When the Cleveland Orchestra reached out to Allison Loggins-Hull asking her to be its 11th Daniel R. Lewis Composing Fellow, she was shocked.
“I thought, ‘Oh, maybe their artistic team is considering, like, programing something of mine in some concert,’” Loggins-Hull said. “Then several weeks later, the invitation to the fellowship came, and I was just like, ‘Is this really happening?’”
The Chicago-born composer and flutist jumped at the chance to work with music director Franz Welser-Möst and his orchestra.
“I am artistically very much a departure from other composers who have held this position. Truth be told, there hasn't been that many Americans. There hasn't been that many women and people from my perspective in life experience,” she said.
Her first assignment was to rewrite her 2021 work for nonet, “Can You See?”, for the full orchestra, which was performed in May 2023. The original was commissioned by the New Jersey Symphony as a response to Francis Scott Key’s “The Star-Spangled Banner.”
Loggins-Hull said she considered the validity of the lyrics of “The Star-Spangled Banner,” including lines such as “can you see” and “the land of the free.”
As she reworked the piece, it took on a different tone.
“I ended it on this really nice, happy chord. It just kind of landed there,” she said. “I love how it ends. It just ended up taking a very different turn from the original, which I thought was kind of cool.”
Since the performance, Loggins-Hull has immersed herself in Cleveland’s neighborhoods looking for inspiration for a completely new work to debut in the spring of 2025.
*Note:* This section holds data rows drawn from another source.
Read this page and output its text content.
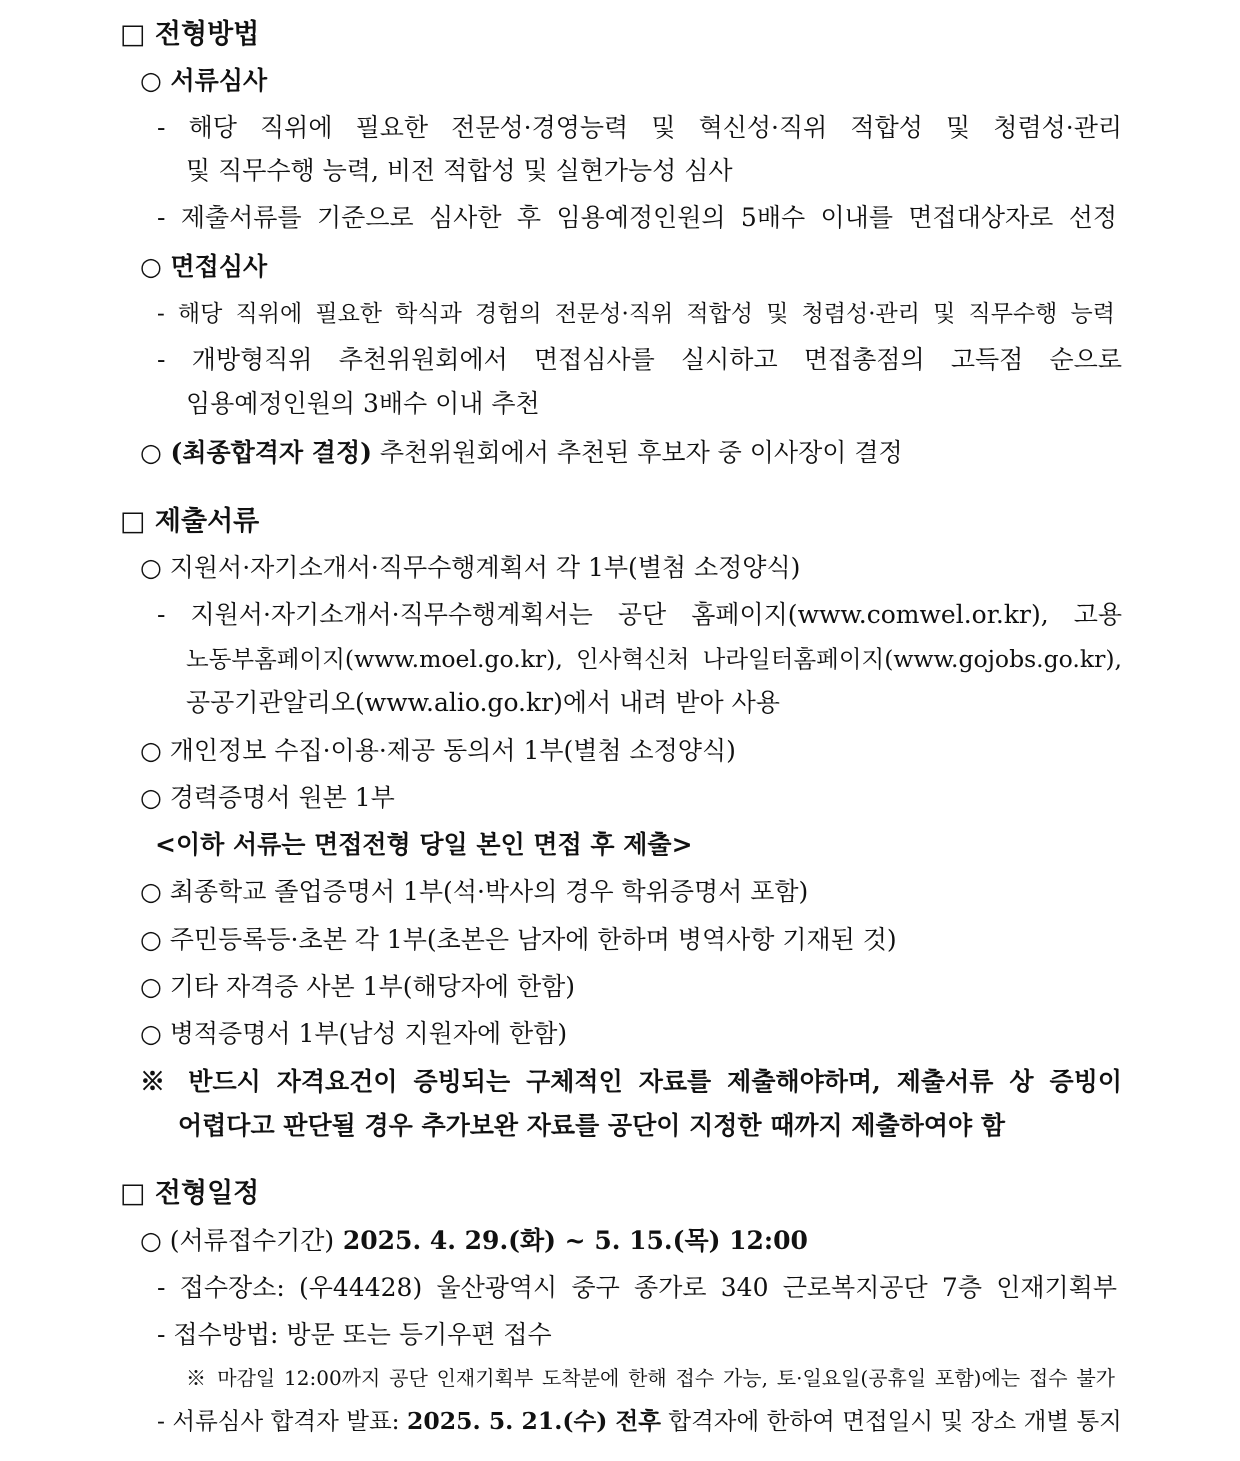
□ 전형방법
○ 서류심사
- 해당 직위에 필요한 전문성·경영능력 및 혁신성·직위 적합성 및 청렴성·관리
및 직무수행 능력, 비전 적합성 및 실현가능성 심사
- 제출서류를 기준으로 심사한 후 임용예정인원의 5배수 이내를 면접대상자로 선정
○ 면접심사
- 해당 직위에 필요한 학식과 경험의 전문성·직위 적합성 및 청렴성·관리 및 직무수행 능력
- 개방형직위 추천위원회에서 면접심사를 실시하고 면접총점의 고득점 순으로
임용예정인원의 3배수 이내 추천
○ (최종합격자 결정) 추천위원회에서 추천된 후보자 중 이사장이 결정
□ 제출서류
○ 지원서·자기소개서·직무수행계획서 각 1부(별첨 소정양식)
- 지원서·자기소개서·직무수행계획서는 공단 홈페이지(www.comwel.or.kr), 고용
노동부홈페이지(www.moel.go.kr), 인사혁신처 나라일터홈페이지(www.gojobs.go.kr),
공공기관알리오(www.alio.go.kr)에서 내려 받아 사용
○ 개인정보 수집·이용·제공 동의서 1부(별첨 소정양식)
○ 경력증명서 원본 1부
<이하 서류는 면접전형 당일 본인 면접 후 제출>
○ 최종학교 졸업증명서 1부(석·박사의 경우 학위증명서 포함)
○ 주민등록등·초본 각 1부(초본은 남자에 한하며 병역사항 기재된 것)
○ 기타 자격증 사본 1부(해당자에 한함)
○ 병적증명서 1부(남성 지원자에 한함)
※ 반드시 자격요건이 증빙되는 구체적인 자료를 제출해야하며, 제출서류 상 증빙이
어렵다고 판단될 경우 추가보완 자료를 공단이 지정한 때까지 제출하여야 함
□ 전형일정
○ (서류접수기간) 2025. 4. 29.(화) ~ 5. 15.(목) 12:00
- 접수장소: (우44428) 울산광역시 중구 종가로 340 근로복지공단 7층 인재기획부
- 접수방법: 방문 또는 등기우편 접수
※ 마감일 12:00까지 공단 인재기획부 도착분에 한해 접수 가능, 토·일요일(공휴일 포함)에는 접수 불가
- 서류심사 합격자 발표: 2025. 5. 21.(수) 전후 합격자에 한하여 면접일시 및 장소 개별 통지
“I didn't know much about Cleveland itself, but I did know it was home to this enormous, fantastic orchestra,” she said. “I was really curious to learn about this place. You know, after a lot of discussion about how this fellowship could look, I proposed really centering it in working with the community here and the people here and learning about the history of Cleveland.”
She visited the Cleveland School of the Arts last season to work with music students on creating music inspired by their hometown.
“I gave them the prompt to work together and think of either a story or a theme or something that was significant to them as it relates to Cleveland.”
Loggins-Hull plans to incorporate some of the musical ideas the students came up with in her larger work for the orchestra.
This season the orchestra partnered with three community organizations with her residency: The Hryhory Kytasty Cleveland School of Bandura in Parma, the Fatima Family Center in Hough and Karamu House in Fairfax.
“All three very different organizations, very different histories, very different places in Cleveland,” she said. “My experience with each one was very different.”
At the bandura school, Loggins-Hull learned about the Ukrainian folk instrument, hearing it for the first time.
“It looks and sounds very much like a combination of a guitar and a harp,” she said. “Living in that sound world… thinking about other pieces that would complement that instrument from a musicological standpoint, that was great.”
The senior choir at the Fatima Family Center gave Loggins-Hull a generous welcome.
“[They] reminded me so much of my own grandmother. They shared a lot of their stories, either growing up or raising their family in Hough,” she said. “I just felt so grateful for how generous they were and their sharing,” she said.
Loggins-Hull and members of the Cleveland Orchestra shared the Karamu House stage with artists from other disciplines.
“That was a great opportunity to work with artists who weren't musicians necessarily, but who worked in other mediums as well, and how to make that work with the orchestra members,” she said.
All of her experiences in Northeast Ohio will feed into the broader composition she’s writing for the orchestra set to premiere in May 2025.